Deuxièmement, je regrette qu’un personnage aussi charismatique et mystérieux ait droit à un passé aussi pourri. Le mettre dans les souillons d’un pauvre fermier espagnol, sur l’île de Teneriffe (pratique on ne doit pas changer le décor), qui plus est veuf de ne pas voir eu les moyens financiers de sauver sa femme et meurtier d’avoir utliser la force physique à défaut de l’argent pour payer ses soins,  lui à faire perdre de son aura. Maintenant nous le voyons comme une victime malheureuse du destin, coupable de crime comme beaucoup de lostiens et pion des jeux divins de Jacob et son Ennemi. Lorsqu’en début de saison il avait avoué ne rien savoir, ça nous avait déjà perturbé, le voir désespéré au point de suicider encore plus mais cette fois-ci son image d’homme fort et flegmatique est réduite à néant. On le voit supplier pour sa vie, recevoir une grosse raclée de Jacob et demander naïvement la vie éternelle par peur de mourir et errer à jamais dans les sous-terrains de l’Enfer.


Enfin, cette épisode tombe mal, trop tard. L’utilisation d’un flashback quand c’est la mode du flash-sideway le démontre bien.  On connaissait déjà de Richard le passé d’esclave sur le Black Rock, le don d’immortalité qui lui avait offert Jacob, on savait que l’homme en noir est supposé être le suppot de Satan et que Jacob l’empêche de quitter l’île. Et tout ce qu’on ignorait reste inconnu. Bon j’exagère un peu car on a quand même appris certaines choses mais sur lesquelles on ne s’était jamais posé de question comme de savoir à qui appartient le corps de Jacob, euh et quoi d’autre?

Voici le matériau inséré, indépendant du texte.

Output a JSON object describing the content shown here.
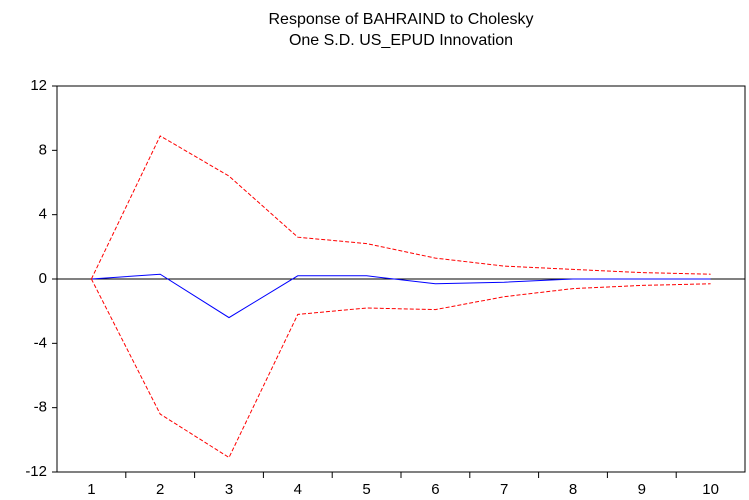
{
  "chart_data": {
    "type": "line",
    "title_lines": [
      "Response of BAHRAIND to Cholesky",
      "One S.D. US_EPUD Innovation"
    ],
    "categories": [
      "1",
      "2",
      "3",
      "4",
      "5",
      "6",
      "7",
      "8",
      "9",
      "10"
    ],
    "series": [
      {
        "color": "#0000ff",
        "dash": false,
        "values": [
          0,
          0.3,
          -2.4,
          0.2,
          0.2,
          -0.3,
          -0.2,
          0.0,
          0.0,
          0.0
        ]
      },
      {
        "color": "#ff0000",
        "dash": true,
        "values": [
          0,
          8.9,
          6.4,
          2.6,
          2.2,
          1.3,
          0.8,
          0.6,
          0.4,
          0.3
        ]
      },
      {
        "color": "#ff0000",
        "dash": true,
        "values": [
          0,
          -8.4,
          -11.1,
          -2.2,
          -1.8,
          -1.9,
          -1.1,
          -0.6,
          -0.4,
          -0.3
        ]
      }
    ],
    "ylim": [
      -12,
      12
    ],
    "yticks": [
      12,
      8,
      4,
      0,
      -4,
      -8,
      -12
    ],
    "zero_line": true
  }
}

Déjà la mi-saison et nous restons avec nos questions et la frustration est grandissante. J’aurais certainement préféré avoir une ultime saison courte et dense plutôt que 18 character-centrics. A ce stade de l’histoire suivre un seul personnage en 40min oblige à faire de l’ameublement d’épisode pendant les 3/4 du temps. On connaît leur passé, de certains leur futur, ce qui intéresse c’est l’île et si Richard nous intriguait tant c’est parce qu’il était sensé nous en apprendre plus sur cet endroit. De plus, en ne se focalisant que sur une dizaine de personnages on en délaisse le double. J’attends de revoir Desmond&Penny, Rose&Bernard, Walt&Michael et Eloïse Hawking. Et encore bien d’autres lostiens et non-lostiens qui sont morts et qui devraient avoir retrouvé la vie dans la réalité-X.